No black box, no lock-in

A website should not become another expensive vendor relationship that is hard to change and impossible to evaluate. We keep the work visible: what we changed, why we changed it, what it cost, and whether it led to real customer actions.

That means simple reporting on the things owners actually care about — how many people visited, where they came from, what they clicked, who called, who submitted a form, and what we should improve next.

Typical project shape

A standard local service business website is 10–15 pages: homepage, about, services overview, individual service pages (5–8), location / service-area pages (2–4), contact, blog, and a couple of supporting pages. Adds for restaurants: menu, reservations, ordering. Adds for wellness: treatments, booking, intake forms. Adds for multi-location: a location for each.

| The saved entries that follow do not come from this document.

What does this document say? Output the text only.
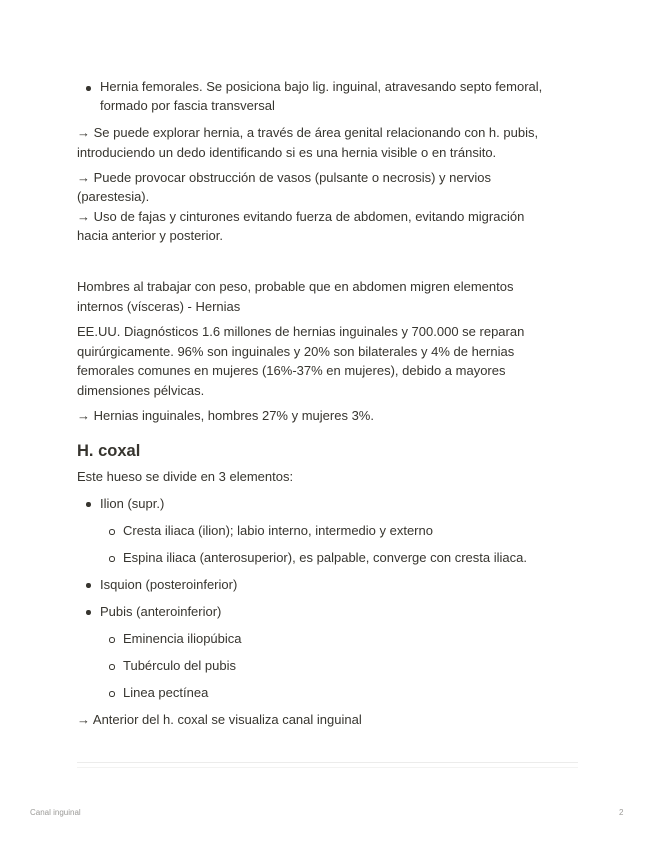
Hernia femorales. Se posiciona bajo lig. inguinal, atravesando septo femoral,

formado por fascia transversal

→ Se puede explorar hernia, a través de área genital relacionando con h. pubis,

introduciendo un dedo identificando si es una hernia visible o en tránsito.

→ Puede provocar obstrucción de vasos (pulsante o necrosis) y nervios

(parestesia).

→ Uso de fajas y cinturones evitando fuerza de abdomen, evitando migración

hacia anterior y posterior.

Hombres al trabajar con peso, probable que en abdomen migren elementos

internos (vísceras) - Hernias

EE.UU. Diagnósticos 1.6 millones de hernias inguinales y 700.000 se reparan

quirúrgicamente. 96% son inguinales y 20% son bilaterales y 4% de hernias

femorales comunes en mujeres (16%-37% en mujeres), debido a mayores

dimensiones pélvicas.

→ Hernias inguinales, hombres 27% y mujeres 3%.

H. coxal

Este hueso se divide en 3 elementos:

Ilion (supr.)

Cresta iliaca (ilion); labio interno, intermedio y externo

Espina iliaca (anterosuperior), es palpable, converge con cresta iliaca.

Isquion (posteroinferior)

Pubis (anteroinferior)

Eminencia iliopúbica

Tubérculo del pubis

Linea pectínea

→ Anterior del h. coxal se visualiza canal inguinal

Canal inguinal	2
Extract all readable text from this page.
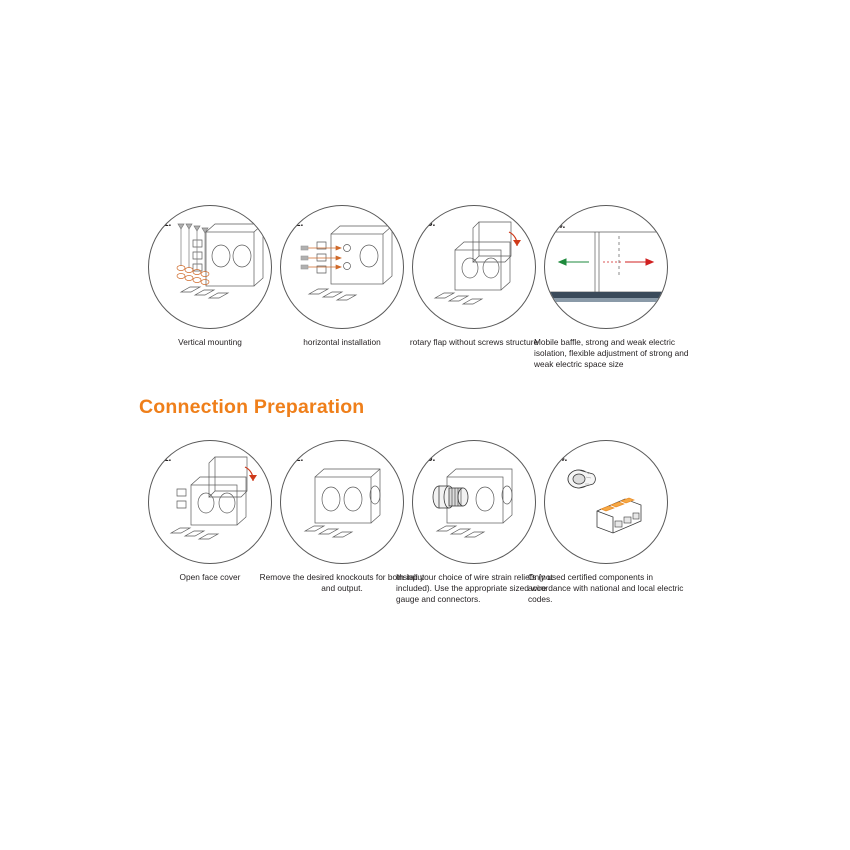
1.
Vertical mounting
2.
horizontal installation
3.
rotary flap without screws structure
4.
Mobile baffle, strong and weak electric isolation, flexible adjustment of strong and weak electric space size
Connection Preparation
1.
Open face cover
2.
Remove the desired knockouts for both input and output.
3.
Install your choice of wire strain reliefs (not included). Use the appropriate sized wire gauge and connectors.
4.
Only used certified components in accordance with national and local electric codes.
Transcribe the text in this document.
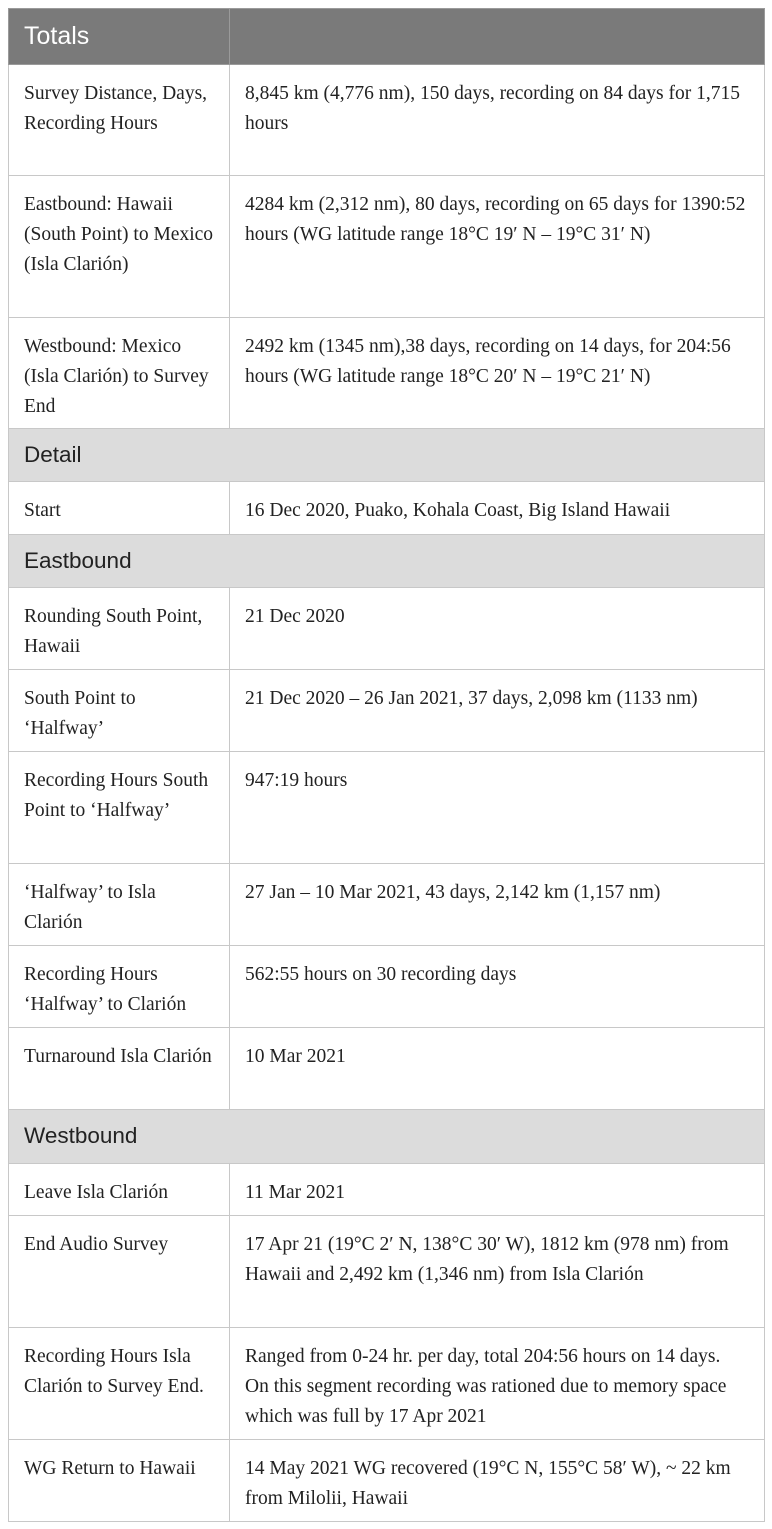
Totals	
Survey Distance, Days, Recording Hours	8,845 km (4,776 nm), 150 days, recording on 84 days for 1,715 hours
Eastbound: Hawaii (South Point) to Mexico (Isla Clarión)	4284 km (2,312 nm), 80 days, recording on 65 days for 1390:52 hours (WG latitude range 18°C 19′ N – 19°C 31′ N)
Westbound: Mexico (Isla Clarión) to Survey End	2492 km (1345 nm),38 days, recording on 14 days, for 204:56 hours (WG latitude range 18°C 20′ N – 19°C 21′ N)
Detail	
Start	16 Dec 2020, Puako, Kohala Coast, Big Island Hawaii
Eastbound	
Rounding South Point, Hawaii	21 Dec 2020
South Point to ‘Halfway’	21 Dec 2020 – 26 Jan 2021, 37 days, 2,098 km (1133 nm)
Recording Hours South Point to ‘Halfway’	947:19 hours
‘Halfway’ to Isla Clarión	27 Jan – 10 Mar 2021, 43 days, 2,142 km (1,157 nm)
Recording Hours ‘Halfway’ to Clarión	562:55 hours on 30 recording days
Turnaround Isla Clarión	10 Mar 2021
Westbound	
Leave Isla Clarión	11 Mar 2021
End Audio Survey	17 Apr 21 (19°C 2′ N, 138°C 30′ W), 1812 km (978 nm) from Hawaii and 2,492 km (1,346 nm) from Isla Clarión
Recording Hours Isla Clarión to Survey End.	Ranged from 0-24 hr. per day, total 204:56 hours on 14 days. On this segment recording was rationed due to memory space which was full by 17 Apr 2021
WG Return to Hawaii	14 May 2021 WG recovered (19°C N, 155°C 58′ W), ~ 22 km from Milolii, Hawaii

Timeline is typically 4–6 weeks from kickoff, with content collection being the usual bottleneck.

What it costs

Website builds are scoped as one-time projects based on page count, content, integrations, service areas, and how much strategy is needed. After launch, lightweight maintenance can start in the $200-$500/month range for hosting coordination, monitoring, small updates, profile upkeep, and issue fixes. Broader retainers scale up only when we are also running content, reviews, citations, ads, booking flows, or lifecycle campaigns.